Currently, the official app, website, mini-program, and DeepSeek API models have all been updated to DeepSeek-V3.1-Terminus. However, reporters noticed that this large model is called Terminus, meaning "ultimate edition," suggesting this may be the final update for V3.1. The public is waiting to see whether the next major update will be V4 or R2.
In public benchmark results, V3.1-Terminus shows an overall improvement over V3.1, though some scores have declined. However, the progress on the "Humanity's Last Exam" benchmark is particularly notable, with a significant increase from 15.9 to 21.7. According to official website data, this score is second only to Grok 4 (25.4) and GPT-5 (25.3), and slightly surpasses Gemini 2.5 Pro (21.6).

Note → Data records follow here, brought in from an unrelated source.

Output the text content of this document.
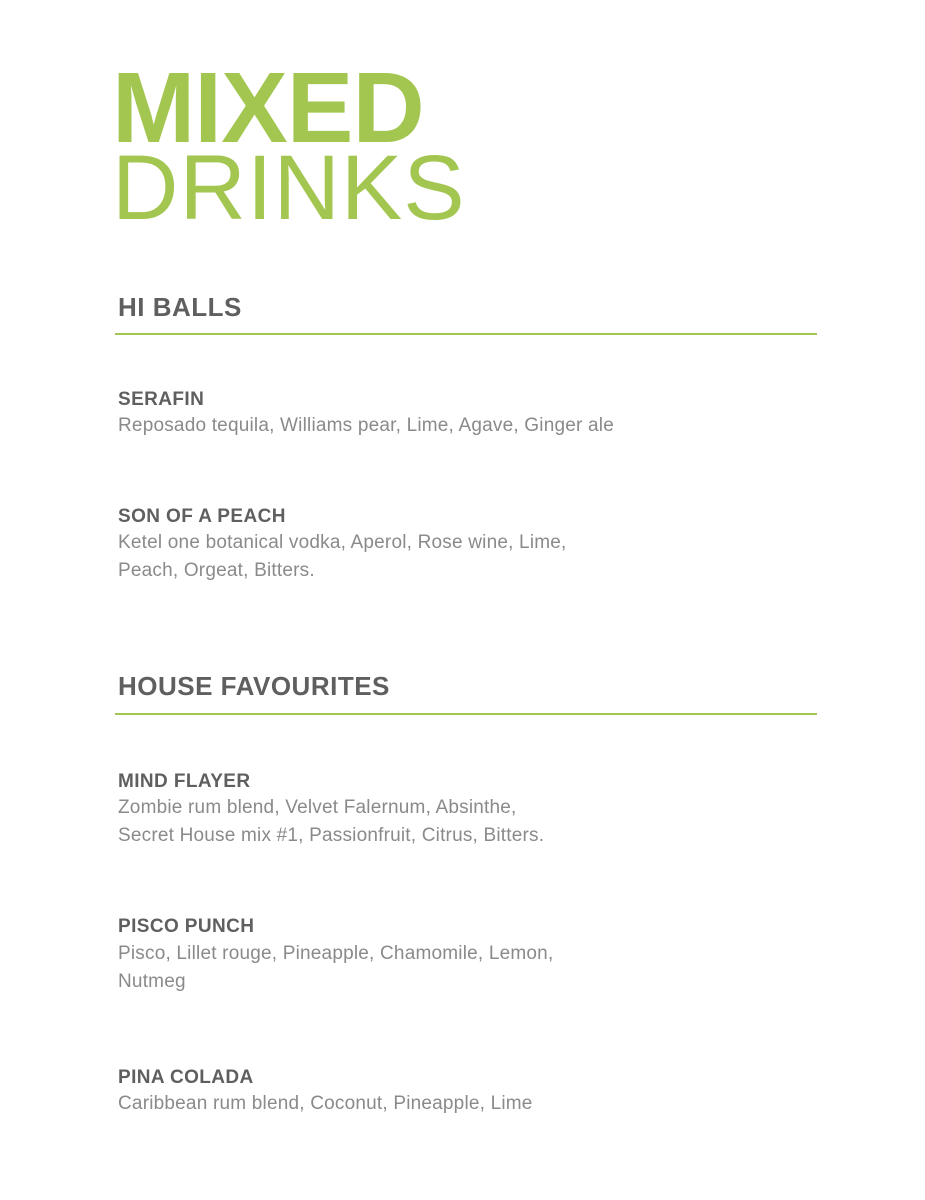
MIXED
DRINKS
HI BALLS
SERAFIN

Reposado tequila, Williams pear, Lime, Agave, Ginger ale

SON OF A PEACH

Ketel one botanical vodka, Aperol, Rose wine, Lime,
Peach, Orgeat, Bitters.

HOUSE FAVOURITES
MIND FLAYER

Zombie rum blend, Velvet Falernum, Absinthe,
Secret House mix #1, Passionfruit, Citrus, Bitters.

PISCO PUNCH

Pisco, Lillet rouge, Pineapple, Chamomile, Lemon,
Nutmeg

PINA COLADA

Caribbean rum blend, Coconut, Pineapple, Lime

Notably, DeepSeek's improvements in mixed Chinese and English are particularly welcome. The Paper reporters saw many users give thumbs-up comments on social media: "The problem of Chinese and English mixing does occur when thinking for a long time. I've encountered it several times and was still wondering what the problem was, and now it's solved."
Industry insiders stated that the DeepSeek-V3.1-Terminus update focuses on engineering implementation and scenario adaptation. Its core breakthroughs are reflected in two key competitive improvements: First, semantic-layer noise reduction technology significantly improves language consistency, effectively suppressing interference such as Chinese and English mixing and abnormal characters, and improving the purity of text generation; second, a deep reconstruction of the agent execution framework, specifically optimizing the code agent's syntax parsing accuracy and the search agent's information retrieval recall, improves the stability of the agent's output.